Radio Scotland - Days Like This

Theme: Life

Cloudspotting and Animals

Magnus Shearer

Last Tuesday morning, it dawned a fine bright day with numerous cloud formations rising slowly above the horizon, and as I sat and munched my way through my cereal, truttled at radio, discussed the current financial crisis at some length with Elwood the cat - who I have to say has some pretty innovative ideas to solve the situation, but I just know nobody will take him seriously - I chanced upon a cloud shape which I thought needed capturing on film.

As we have a Rayburn in our kitchen, which means we are cosy-cosy most of the time, and being the ageing hippie that I am, I generally pad around the house barefoot or in flip-flops, and so I spanged off the kitchen stool to grab the camera and head off outside to capture the moment for posterity. Flip flops and speed are not very compatible items, and as I skittered on the wooden floor, Elwood who was in his 'I am not to be disturbed position' clapped up alongside the Rayburn door, became aware of a large out of control presence bearing down on him. He awoke, wide eyed and with the speed of a bullet shot right across the front of me as I made my way to the opening between the kitchen and the sitting room.

This resulted in him being clipped around the back legs by a trailing flip flop, which altered his flight path considerably and he ricocheted off the waste bin into the kitchen wall and cannoned back into the Rayburn. A loud wail emitted from him as he bounced around the room, spitting at the bin, the Rayburn and me all at the same time. Stupid cat - he should have known I was nowhere near him. I in turn burst through the opening like some crazed terrorist, equally wide eyed and single flip-flopped as the errant left one shot past me while my arms windmilled in an attempt to stay upright.

I was minutes away from certain death or at least serious injury when I managed to catch hold of the dining table chair and though it certainly helped to slow my downward spiral, I managed to pull it over on top of me and together we gracefully landed on the floor amid a mess of chairs, cats, cushions, and curses. I am now lying on the floor seeing the beautiful clouds through the window and remarkably it's still there. . . Mickey or maybe Minnie Mouse. Two ears, a round head and an upturned nose - just magic!

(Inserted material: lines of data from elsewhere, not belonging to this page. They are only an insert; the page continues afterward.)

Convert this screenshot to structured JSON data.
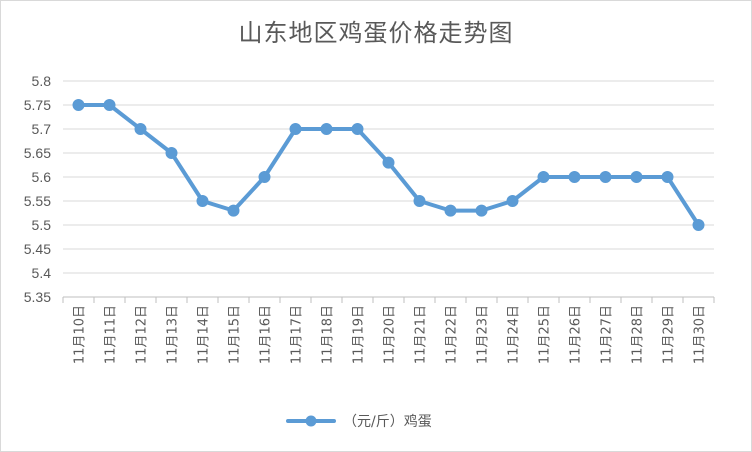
{
  "chart_data": {
    "type": "line",
    "title": "山东地区鸡蛋价格走势图",
    "categories": [
      "11月10日",
      "11月11日",
      "11月12日",
      "11月13日",
      "11月14日",
      "11月15日",
      "11月16日",
      "11月17日",
      "11月18日",
      "11月19日",
      "11月20日",
      "11月21日",
      "11月22日",
      "11月23日",
      "11月24日",
      "11月25日",
      "11月26日",
      "11月27日",
      "11月28日",
      "11月29日",
      "11月30日"
    ],
    "series": [
      {
        "name": "（元/斤）鸡蛋",
        "values": [
          5.75,
          5.75,
          5.7,
          5.65,
          5.55,
          5.53,
          5.6,
          5.7,
          5.7,
          5.7,
          5.63,
          5.55,
          5.53,
          5.53,
          5.55,
          5.6,
          5.6,
          5.6,
          5.6,
          5.6,
          5.5
        ]
      }
    ],
    "ylim": [
      5.35,
      5.8
    ],
    "yticks": [
      "5.35",
      "5.4",
      "5.45",
      "5.5",
      "5.55",
      "5.6",
      "5.65",
      "5.7",
      "5.75",
      "5.8"
    ],
    "grid": true,
    "legend": "bottom",
    "color": "#5b9bd5"
  }
}
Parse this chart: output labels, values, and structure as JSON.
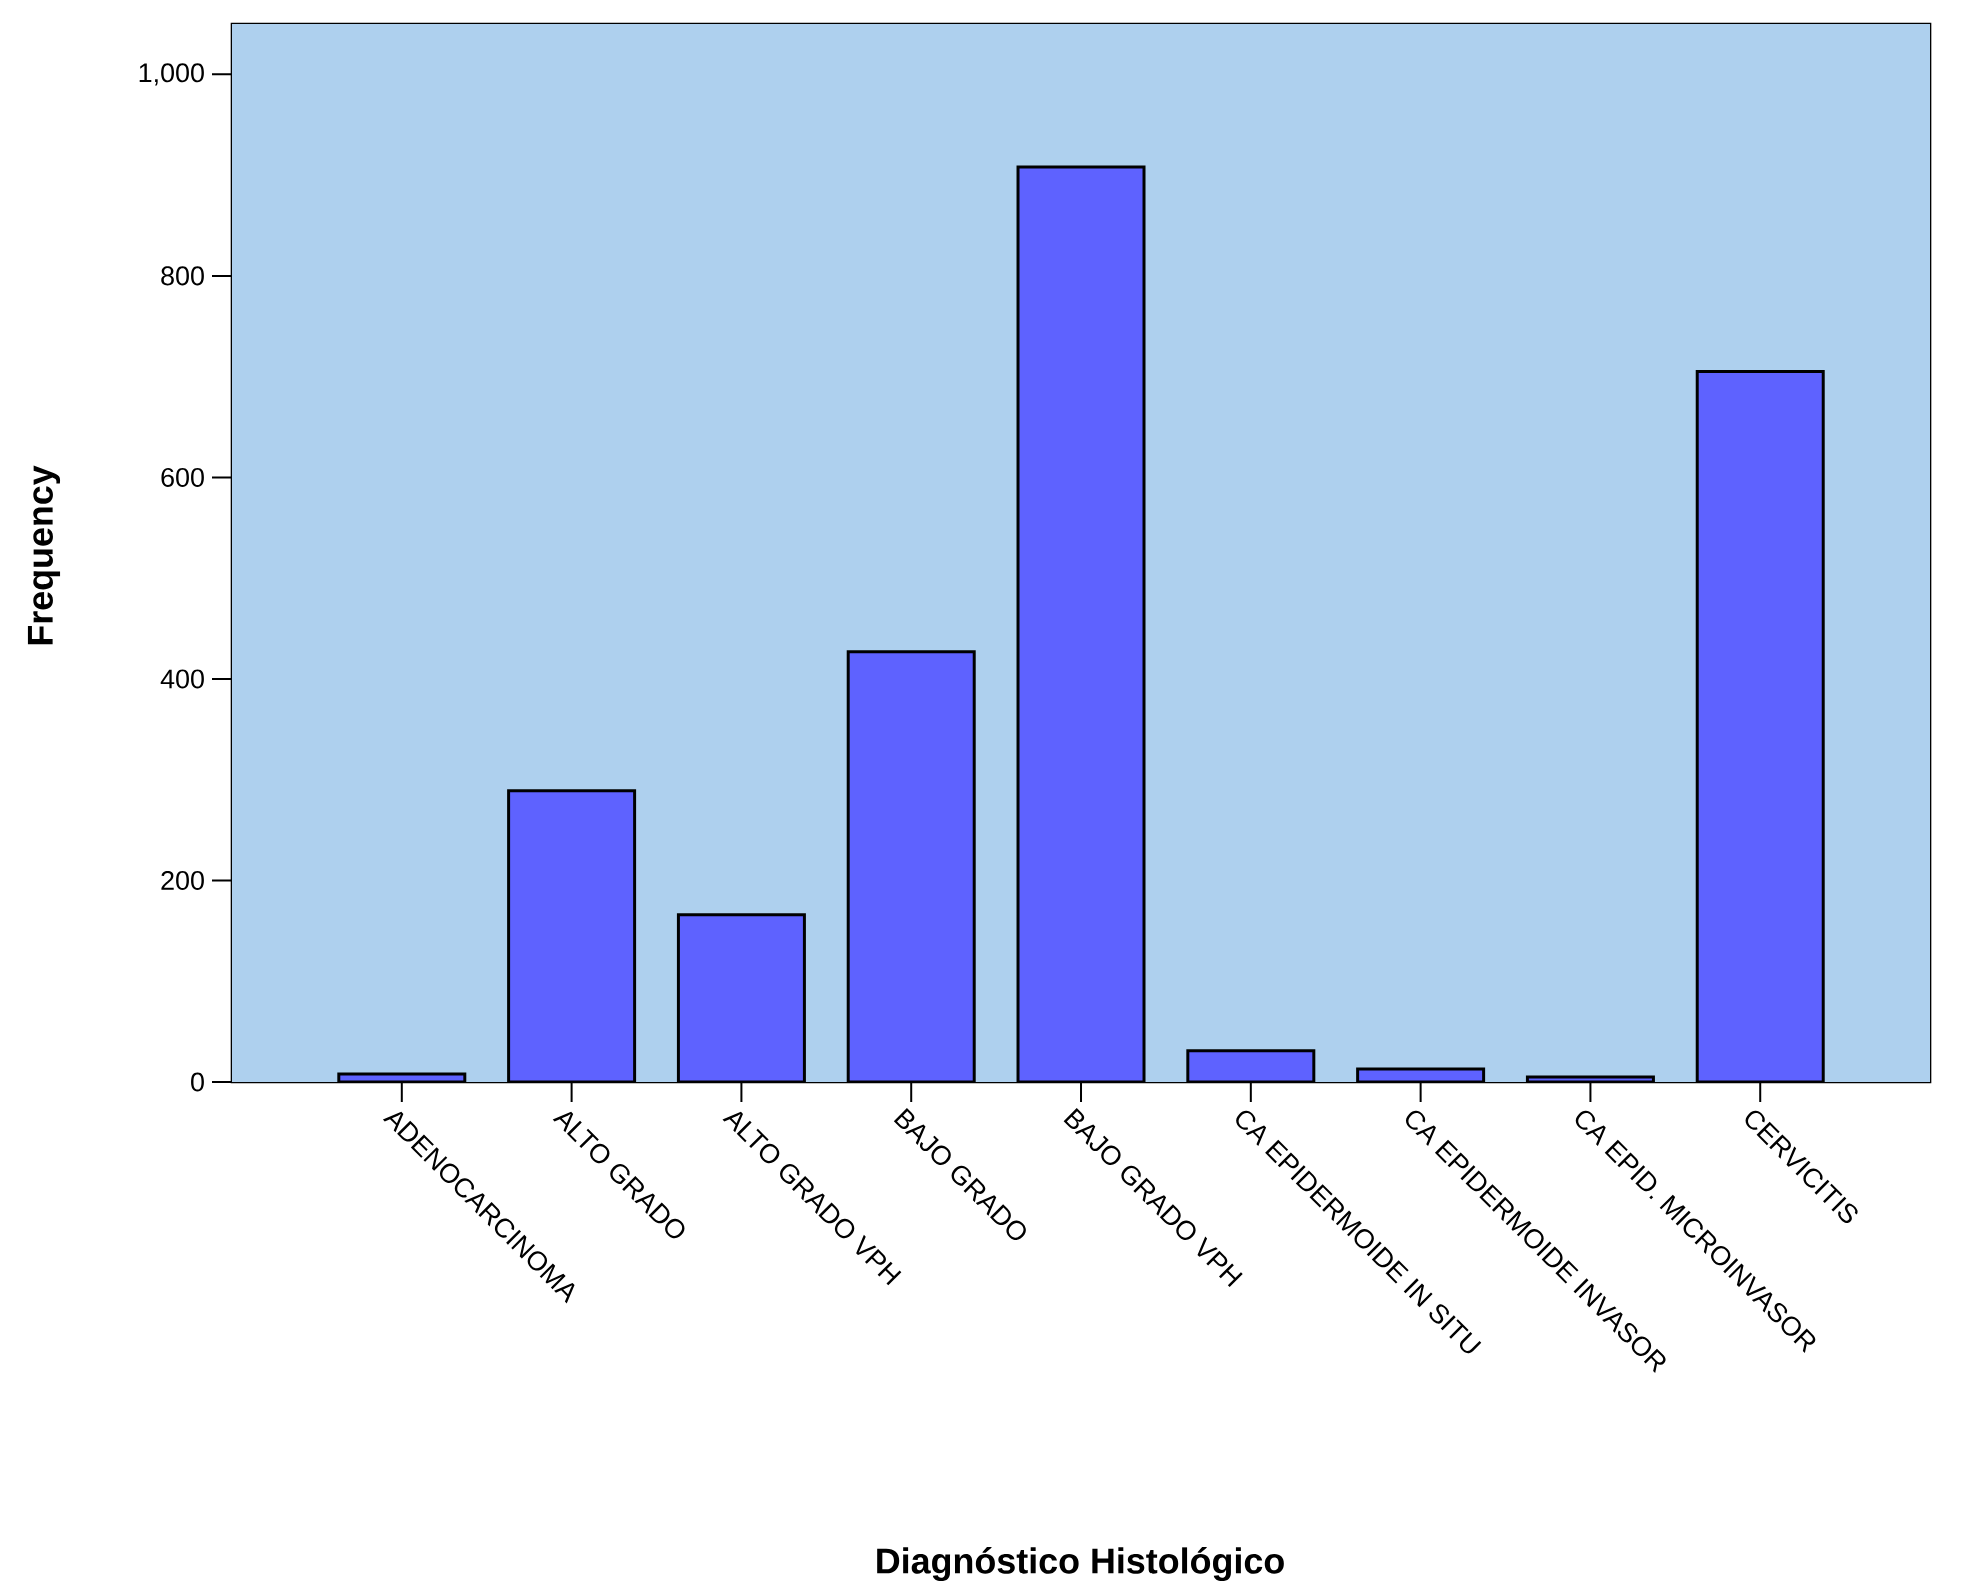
{
  "chart_data": {
    "type": "bar",
    "xlabel": "Diagnóstico Histológico",
    "ylabel": "Frequency",
    "categories": [
      "ADENOCARCINOMA",
      "ALTO GRADO",
      "ALTO GRADO VPH",
      "BAJO GRADO",
      "BAJO GRADO VPH",
      "CA EPIDERMOIDE IN SITU",
      "CA EPIDERMOIDE INVASOR",
      "CA EPID. MICROINVASOR",
      "CERVICITIS"
    ],
    "values": [
      8,
      289,
      166,
      427,
      908,
      31,
      13,
      5,
      705
    ],
    "color": "#5e62ff",
    "ylim": [
      0,
      1050
    ],
    "yticks": [
      0,
      200,
      400,
      600,
      800,
      {
        "value": 1000,
        "label": "1,000"
      }
    ]
  }
}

Now just briefly imagine the scene here. . . a lang lanky numpty of the highest calibre is spread-eagled on the floor, a half set of flip flops dangling from one foot, a loose cushion still attached to a dining room chair which is upturned on top of him and a bemused Elwood who is now flat on the floor in 'poised to strike' mode and we look at each other eye to eye. Hmmmmm. . .. . ..

Remarkably I suffer no injuries and as I extricate myself from this position I start to giggle, and this in turn defuses the cat attack, and he slopes off back to the Rayburn to adopt his 'just cooking' position. I clamber up and get the camera out of the drawer, slip on the left flip flop and head off out the patio door to capture this exciting cloud formation.

Now time is of the essence here as clouds as you will know do not last, and a few minutes can alter a shape considerably, so I am concentrating on getting the camera switched on, the lens open etc., etc., and I just didn't see the rabbit - honestly!

Rabbits are funny animals - like funny peculiar - they freeze when startled or in any danger, in the daft idea that whatever is approaching/attacking them cannot see them. Well, they were right on that point - Oh yes! I am now fast approaching Tufty the Rabbit at flip flop speed, my radar is not switched on, I am in head down, do not stop, do not pass go mode and subsequently clatter into the blessed thing.

I never saw Tufty till he sort of drop kicked past me attached to my right flip flop this time, I meantime carried on, as momentum does to you, and overtook him in a dive Mark Phelps would have been proud of. Preservation of life and soul took priority, but I held onto the camera and kinda nose-dived into the grass, and ploughed past Tufty who had a dazed quizzical look on his face at this point. If you can imagine a rabbit's brain clicking in, and in a flash the thought was going through it. . .

"What the hell was that!? Here I was just sitting with my back to the house, safe in the knowledge Plonker the Cat was inside, nibbling away at the chickweed this Numpty calls his garden, when WMOOMPH, a frigging tornado came out of nowhere, catapulted me six feet in the air, a flip flop wrapped itself around my ears and this idiot cart wheeled past faster than a Chinese rocket."

The two of us sat there on the grass, not three feet apart, eyeing one another up, giggling at ourselves and both thinking - Holy Crapola ! You only realise that rabbits can giggle when you're up close like that.

Now maybe I have the inherent survival instincts of the wooga-wooga bird, or an Afghan Taliban, but survived I did, and now Mickey or Minnie were beginning to float away and so I finally got the snap of the cloud formation I had been looking for - or very nearly.